Die Vernonie ist eigentlich eine ganze Familie heimischer Arten mit ein paar hübschen Sorten daneben. Diese begegnen dir am ehesten.

Vernonia fasciculata (Prärie-/Gewöhnliche Vernonie)

Dieses in Prärien und Feuchtgebieten des Mittleren Westens heimische Gewächs trägt flache Dolden violetter Blüten und hat sich seinen Platz auf der Bestäuberliste der Xerces Society verdient.

Vernonia gigantea (Riesen-Vernonie)

Sie erreicht knapp 3 m und trägt violette Blüten, die nur bei seltenen Exemplaren weiß werden, und Vieh geht an ihr vorbei, sodass sie dort gedeiht, wo Weiden kahl gefressen sind.
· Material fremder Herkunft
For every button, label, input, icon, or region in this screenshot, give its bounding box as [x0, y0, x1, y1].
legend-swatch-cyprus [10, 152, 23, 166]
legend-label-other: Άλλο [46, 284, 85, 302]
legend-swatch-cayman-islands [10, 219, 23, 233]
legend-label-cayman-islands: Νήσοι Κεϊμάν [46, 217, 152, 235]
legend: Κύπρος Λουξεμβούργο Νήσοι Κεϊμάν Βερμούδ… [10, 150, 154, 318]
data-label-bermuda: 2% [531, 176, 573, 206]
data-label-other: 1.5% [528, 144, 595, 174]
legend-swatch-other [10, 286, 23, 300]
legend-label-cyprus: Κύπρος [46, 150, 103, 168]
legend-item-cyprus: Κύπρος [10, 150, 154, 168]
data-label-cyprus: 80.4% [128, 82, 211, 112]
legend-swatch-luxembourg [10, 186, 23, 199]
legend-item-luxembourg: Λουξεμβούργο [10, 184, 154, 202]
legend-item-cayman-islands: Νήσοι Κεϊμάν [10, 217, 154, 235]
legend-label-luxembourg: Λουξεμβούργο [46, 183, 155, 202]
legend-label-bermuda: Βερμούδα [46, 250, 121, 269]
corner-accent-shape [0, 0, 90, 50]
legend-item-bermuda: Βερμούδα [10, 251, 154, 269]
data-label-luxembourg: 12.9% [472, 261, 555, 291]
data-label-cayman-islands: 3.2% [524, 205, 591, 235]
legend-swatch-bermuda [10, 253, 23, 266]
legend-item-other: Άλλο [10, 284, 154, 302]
Vernonia lettermannii 'Iron Butterfly'

Wenn der Platz knapp ist, bleibt diese sanfte fadenblättrige Sorte gerade einmal 60 bis 90 cm hoch, mit weichem, farnartigem Laub, das einen kleineren Garten weit gnädiger kleidet als die aufragende Art.

Vermehrung

Mehr Vernonien zu ziehen ist einfach und recht befriedigend, ob du einen eingewachsenen Horst teilst oder ihre eifrige Aussaat einfach die Arbeit für dich machen lässt.

TeilungEinfach

Frühjahr, wenn der neue Austrieb kommt · Eine Wachstumsperiode

Der freundlichste Weg zu mehr Vernonien ist, einen ausgewachsenen Horst im Frühjahr auszuheben und zu teilen, während der frische Austrieb durchkommt, und nebenbei hält das eine große Pflanze auch ordentlich. Setze die Teilstücke gleich zurück in feuchten Boden, und sie fassen über eine einzige Wachstumsperiode Fuß, du hast also bald neue Pflanzen.

AussaatEinfach

Im Herbst aussäen oder kalt stratifizieren und im Spätwinter anziehen · Blüht aus Samen meist im zweiten Jahr

Die Vernonie sät sich so bereitwillig selbst aus, dass Samen ein schöner zweiter Weg zum Ausprobieren ist. Streue ihn im Herbst und lass die Winterkälte die Arbeit für dich tun, oder gönne dem Samen eine kalte, feuchte Ruhe und ziehe ihn im Spätwinter drinnen an. So gezogene Pflanzen brauchen meist bis zum zweiten Jahr, um zu blühen, sei also geduldig, dann kommen die Blüten.

Mythen

Mythos

Die Vernonie ist für Haustiere und Vieh giftig und sollte von Weiden ferngehalten werden.

Realität

Diese Sorge kannst du beiseitelegen, denn die ASPCA führt Vernonia nicht als giftig und sie gilt als ungiftige Pflanze. Rinder und anderes Vieh meiden sie nur, weil das Laub bitter schmeckt, nicht weil es sie vergiftet, und genau dieser schlichte Widerwille ist der Grund, warum sie auf überweideten Weiden übrig bleibt, während die Pflanzen um sie herum bis zum Boden abgefressen werden.

Mythos

Die Vernonie muss gestützt werden, weil sie immer umkippt.

Realität

Sei hier beruhigt, denn das Umkippen kommt von Schatten oder zu reichem Boden, nicht von einer Schwäche der Pflanze. Gib ihr volle Sonne und schlichten Boden oder schneide sie im Spätfrühling um die Hälfte zurück, dann steht sie von allein aufrecht, ganz ohne Stäbe.